Aujourd'hui, 75% des institutions de prévoyance se disent particulièrement préoccupées ou inquiètes face aux difficultés qu'elles affrontent. Telle se dessine la confiance des caisses de pension, à partir de l'indice établi par Bearbull Gestion Institutionnelle (BGI) à Genève. L'indice global de cette première enquête s'inscrit à 99,24 points. Vu sous ce seul chiffre qui flirte avec le niveau neutre fixé à 100 points, le degré d'inquiétude peut paraître mineur. Mais l'analyse des réponses met en évidence des préoccupations fortes. D'abord, les responsables de caisses assistent, un peu impuissants, presque fatalistes, à la chute des performances des placements. 77% des institutions – et même 86% pour le seul ensemble des institutions publiques – considèrent comme insuffisants et inquiétants les résultats obtenus par les indices de référence et, surtout, par leurs portefeuilles. Ensuite, la dégradation du niveau des réserves pèse fortement sur la confiance des caisses. Concrètement, 37% des caisses interrogées jugent leurs réserves inadéquates, et même 45% d'entre elles affichent leur inquiétude pour l'exercice en cours. De cause à effet, une caisse sur trois considère qu'il devient indispensable de modifier sa stratégie.
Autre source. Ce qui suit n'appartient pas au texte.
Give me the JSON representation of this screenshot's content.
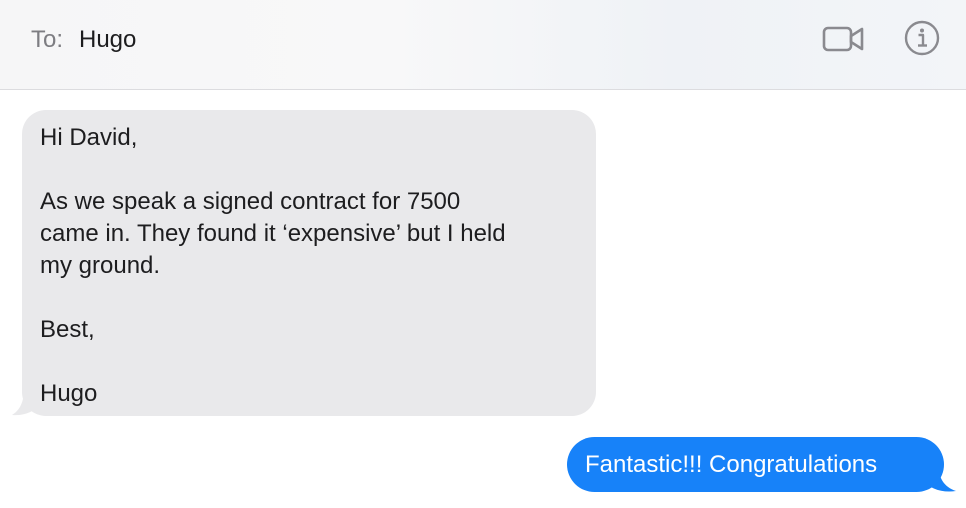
{
  "header": {
    "to_label": "To:",
    "recipient": "Hugo",
    "video_icon": "video-camera-icon",
    "info_icon": "info-icon"
  },
  "messages": [
    {
      "direction": "incoming",
      "text": "Hi David,\n\nAs we speak a signed contract for 7500\ncame in. They found it ‘expensive’ but I held\nmy ground.\n\nBest,\n\nHugo"
    },
    {
      "direction": "outgoing",
      "text": "Fantastic!!! Congratulations"
    }
  ],
  "colors": {
    "incoming_bubble": "#e9e9eb",
    "outgoing_bubble": "#1782f9",
    "header_text_muted": "#7d7d82"
  }
}
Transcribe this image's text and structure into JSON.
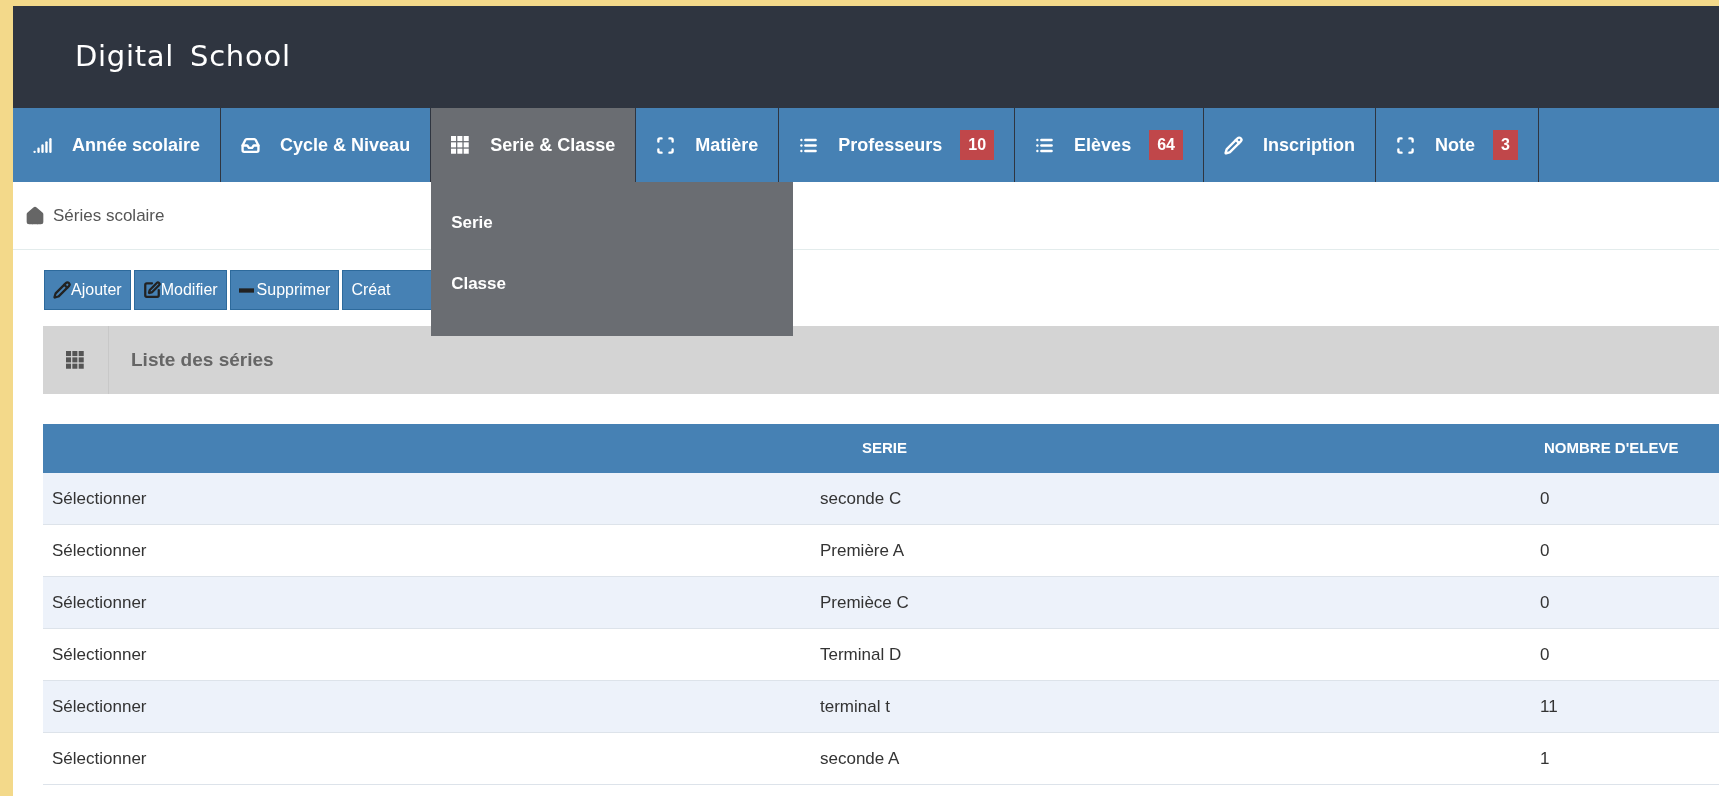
{
  "app": {
    "title": "Digital School"
  },
  "nav": {
    "tabs": [
      {
        "label": "Année scolaire",
        "selected": false
      },
      {
        "label": "Cycle & Niveau",
        "selected": false
      },
      {
        "label": "Serie & Classe",
        "selected": true,
        "expanded": true,
        "menu": [
          "Serie",
          "Classe"
        ]
      },
      {
        "label": "Matière",
        "selected": false
      },
      {
        "label": "Professeurs",
        "badge": "10",
        "selected": false
      },
      {
        "label": "Elèves",
        "badge": "64",
        "selected": false
      },
      {
        "label": "Inscription",
        "selected": false
      },
      {
        "label": "Note",
        "badge": "3",
        "selected": false
      }
    ]
  },
  "breadcrumb": "Séries scolaire",
  "toolbar": [
    {
      "label": "Ajouter"
    },
    {
      "label": "Modifier"
    },
    {
      "label": "Supprimer"
    },
    {
      "label": "Créat"
    }
  ],
  "panel": {
    "title": "Liste des séries"
  },
  "table": {
    "columns": [
      "SERIE",
      "NOMBRE D'ELEVE"
    ],
    "rows": [
      {
        "action": "Sélectionner",
        "serie": "seconde C",
        "count": "0"
      },
      {
        "action": "Sélectionner",
        "serie": "Première A",
        "count": "0"
      },
      {
        "action": "Sélectionner",
        "serie": "Premièce C",
        "count": "0"
      },
      {
        "action": "Sélectionner",
        "serie": "Terminal D",
        "count": "0"
      },
      {
        "action": "Sélectionner",
        "serie": "terminal t",
        "count": "11"
      },
      {
        "action": "Sélectionner",
        "serie": "seconde A",
        "count": "1"
      }
    ]
  }
}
«La prudence commence à s'imposer», relève Alain Freymond, associé de BGI. Déjà 20% des institutions de prévoyance ont récemment décidé d'adopter une stratégie plus prudente. A l'inverse, 8% d'institutions empruntent une voie inverse et jugent que, le gros de l'orage étant passé, elles peuvent prendre quelque risque. Ces partisans d'une politique d'investissement plus agressive sont minoritaires: 35% des caisses affirment avoir l'intention de réduire leurs risques (au profit des placements immobiliers ou à revenus fixes), contre 4% qui souhaitent muscler leur stratégie. Restent 61% de caisses qui ont choisi de faire le gros dos et de ne pas bouger. Pour l'heure.

«Cette baisse de confiance pourrait amener des changements de partenaires à l'avenir», estime Alain Freymond, même si les institutions accablent peu leurs mandataires. Seuls 16% des caisses ont montré leur insatisfaction en changeant de partenaire (consultants, gestionnaires ou actuaires). Mais un mouvement s'annonce.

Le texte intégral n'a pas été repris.